Igor Rausis

aus Wikipedia, der freien Enzyklopädie
Wechseln zu: Navigation, Suche
Igors Rausis.jpg
Igor Rausis beim Schachturnier
11. Winterthurer Schachwoche 2011
Schreibweisen Igors Rausis (lettisch)
Land TschechienTschechien Tschechien
Geboren 7. April 1961
Kommunarsk, Ukrainische SSR
Titel Großmeister
Aktuelle Elo-Zahl 2569 (Oktober 2014)
Beste Elo-Zahl 2582 (Januar 2000)
Karteikarte bei der FIDE (englisch)

Igor Rausis (* 7. April 1961 in Kommunarsk, Ukrainische SSR) ist ein tschechischer Schachgroßmeister.

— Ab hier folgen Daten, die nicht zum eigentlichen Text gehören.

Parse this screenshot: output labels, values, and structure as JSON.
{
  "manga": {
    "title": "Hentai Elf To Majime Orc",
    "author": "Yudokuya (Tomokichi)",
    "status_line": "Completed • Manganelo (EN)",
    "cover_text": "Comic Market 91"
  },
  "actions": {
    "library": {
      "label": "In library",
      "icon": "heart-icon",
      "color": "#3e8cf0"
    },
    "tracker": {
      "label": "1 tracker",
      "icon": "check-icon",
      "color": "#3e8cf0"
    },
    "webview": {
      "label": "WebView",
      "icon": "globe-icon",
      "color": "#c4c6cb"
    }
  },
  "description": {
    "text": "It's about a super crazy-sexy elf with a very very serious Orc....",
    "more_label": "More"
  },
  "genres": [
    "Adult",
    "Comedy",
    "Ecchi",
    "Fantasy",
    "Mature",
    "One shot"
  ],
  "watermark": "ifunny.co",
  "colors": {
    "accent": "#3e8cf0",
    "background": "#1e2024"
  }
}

Er begann seine Schachkarriere noch in der ukrainischen Teilrepublik der Sowjetunion, Mitte der 1980er-Jahre ging er in die lettische Teilrepublik und spielte bis 2003 für Lettland. In den Jahren von 2003 bis 2007 spielte er für Bangladesch[1], seit 2007 ist er bei der FIDE für Tschechien gemeldet.[2] Rausis erhielt im Jahr 1992 den Großmeistertitel. Für die lettische Nationalmannschaft spielte er dreimal (in den Jahren 1996, 1998 und 2002) bei der Schacholympiade.[3] Rausis war der Trainer der Nationalmannschaft der Vereinigten Arabischen Emirate,[4] bei der Schacholympiade 2008 war er Trainer der Nationalmannschaft Bangladeschs, bei der Schacholympiade 2010 und auch heute (Stand: Oktober 2011) ist er der Nationaltrainer Algeriens.[5] In Jahren 1985/86 war er einer der ersten Trainer von Alexei Schirow,[6] er hat auch den U-20 Juniorenweltmeister Ahmed Adly trainiert.[7]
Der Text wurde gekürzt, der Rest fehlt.